SMRI found the combined total economic impact of the 2017 Great Lakes Equestrian Festival to be estimated at $124,414,947.
The Great Lakes Equestrian Festival and its CEO/director Matt Morrissey is proud of what the festival has become and the impact it has had regionally.
“We decided to do an economic impact study because of our future plans of expanding the festival’s season and enhancing the facility,” said Morrissey. “We wanted to get a clear picture of our market and SMRI provided us that unbiased market research that supports our goals of expansion. In doing so, we also discovered through SMRI’s research the tremendous economic impact the festival has on the Grand Traverse area annually.”
The festival brings immense business stimulation locally, which impacts hoteliers, air service, restaurant owners, entertainment and arts enterprises, local transport and many forms of retailers. Traverse City Tourism CEO and President Trevor Tkach emphasizes he couldn’t be more thrilled to be an advocate of GLEF.
“This event fits in perfectly in Traverse City and its surrounding areas,” said Tkach. “It adds to the area’s diversity of nationally recognized events and introduces an entirely new audience to the magic of northern Michigan.”
The festival, which runs through the months of July and August, is unique in many ways. To start, GLEF visitor attendees spend an average of over $1,000 each day, a significant increase of spending compared to the typical visitor regionally profiled. In addition, the GLEF participant’s average household income is reported at $225,000 (top 5 percent nationally) with 18 percent earning over $500,000. The high socioeconomic status of visitors profiled attending the 2017 GLEF as mentioned above is critical for healthy economic infusion regionally, particularly in the regional tourism segments. National studies conducted clearly point to the fact that GLEF differentiates itself from other regional events such as the NCAA bowl games and professional sports leagues in the type of socioeconomic visitor they are attracting. For example, the average GLEF travel party was 10.2 members and was estimated to spend close to $3,282 per day in the local economy.

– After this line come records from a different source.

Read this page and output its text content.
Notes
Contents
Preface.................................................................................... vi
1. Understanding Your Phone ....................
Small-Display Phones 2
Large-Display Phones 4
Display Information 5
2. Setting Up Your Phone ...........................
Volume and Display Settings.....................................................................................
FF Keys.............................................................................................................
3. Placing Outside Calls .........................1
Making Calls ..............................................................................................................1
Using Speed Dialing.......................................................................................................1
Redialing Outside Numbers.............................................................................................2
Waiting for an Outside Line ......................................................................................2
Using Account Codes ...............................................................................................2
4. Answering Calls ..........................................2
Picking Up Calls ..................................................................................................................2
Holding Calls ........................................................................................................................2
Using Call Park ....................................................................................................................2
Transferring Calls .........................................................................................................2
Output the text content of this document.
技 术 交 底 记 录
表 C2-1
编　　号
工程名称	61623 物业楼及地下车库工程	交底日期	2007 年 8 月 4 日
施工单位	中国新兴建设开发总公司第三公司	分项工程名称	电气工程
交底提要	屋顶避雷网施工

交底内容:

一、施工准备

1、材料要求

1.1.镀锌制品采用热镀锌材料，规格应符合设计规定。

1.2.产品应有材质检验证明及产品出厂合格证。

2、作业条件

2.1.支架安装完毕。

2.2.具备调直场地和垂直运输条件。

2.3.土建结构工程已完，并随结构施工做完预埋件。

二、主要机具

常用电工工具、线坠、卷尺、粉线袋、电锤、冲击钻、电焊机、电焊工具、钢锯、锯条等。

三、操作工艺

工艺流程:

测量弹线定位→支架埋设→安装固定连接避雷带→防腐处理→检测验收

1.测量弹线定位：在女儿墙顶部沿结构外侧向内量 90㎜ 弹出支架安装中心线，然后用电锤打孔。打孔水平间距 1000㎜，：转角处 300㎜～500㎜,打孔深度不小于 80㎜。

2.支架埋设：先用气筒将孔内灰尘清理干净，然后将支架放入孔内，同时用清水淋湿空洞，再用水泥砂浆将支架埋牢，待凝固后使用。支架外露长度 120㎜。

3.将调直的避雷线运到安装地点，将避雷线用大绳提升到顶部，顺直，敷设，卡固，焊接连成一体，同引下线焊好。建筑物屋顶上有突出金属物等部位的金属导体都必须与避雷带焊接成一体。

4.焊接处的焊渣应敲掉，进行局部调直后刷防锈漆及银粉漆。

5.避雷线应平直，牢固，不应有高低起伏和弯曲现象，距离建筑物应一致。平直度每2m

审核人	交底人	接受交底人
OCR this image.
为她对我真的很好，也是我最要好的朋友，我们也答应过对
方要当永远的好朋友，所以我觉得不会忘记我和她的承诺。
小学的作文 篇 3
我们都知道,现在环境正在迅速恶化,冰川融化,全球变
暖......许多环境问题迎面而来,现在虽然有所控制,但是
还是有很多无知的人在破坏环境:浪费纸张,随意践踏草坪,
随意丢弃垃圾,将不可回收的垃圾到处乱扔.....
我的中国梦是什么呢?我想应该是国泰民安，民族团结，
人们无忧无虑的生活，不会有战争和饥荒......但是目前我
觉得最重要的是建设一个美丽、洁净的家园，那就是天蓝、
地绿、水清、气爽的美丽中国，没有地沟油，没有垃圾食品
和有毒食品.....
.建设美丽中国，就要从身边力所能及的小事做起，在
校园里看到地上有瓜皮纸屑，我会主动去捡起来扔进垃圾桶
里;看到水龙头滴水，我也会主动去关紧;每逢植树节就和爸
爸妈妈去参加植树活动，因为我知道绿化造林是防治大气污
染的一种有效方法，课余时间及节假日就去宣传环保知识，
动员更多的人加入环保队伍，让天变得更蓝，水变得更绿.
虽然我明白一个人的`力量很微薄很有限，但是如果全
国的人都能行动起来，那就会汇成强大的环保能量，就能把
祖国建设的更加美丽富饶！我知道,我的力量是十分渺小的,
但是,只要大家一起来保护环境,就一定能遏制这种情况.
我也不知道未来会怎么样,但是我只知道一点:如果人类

The spending attributed to these visitors and consumers include an extended average length of stay, the sizable per diem expenses reported per out-of-town visitors on tourism and horse related expenditures and a high average visitor household income (HHI). A staggering 76.7 percent of out-of-town visitors revealed that they had a “more favorable” impression of the region as a result of their tourism experiences during the 2017 GLEF event. The prospects for return visits and future business to the region remains very high with 90.27 percent of people indicating they plan to return to the region in the next calendar year. It should also be noted that, directly and indirectly, GLEF created 1,510 jobs in a variety of industries throughout the region.
The Great Lakes Equestrian Festival conducted this economic impact study in coordination with SMRI and CEO Kathleen Davis. SMRI is an industry leader in conducting unbiased external market research, delivering unparalleled results on the impact on local/regional marketplaces and economies. SMRI works with Major League Baseball, the National Football League, NASCAR and many of the top equine and horse events across the country.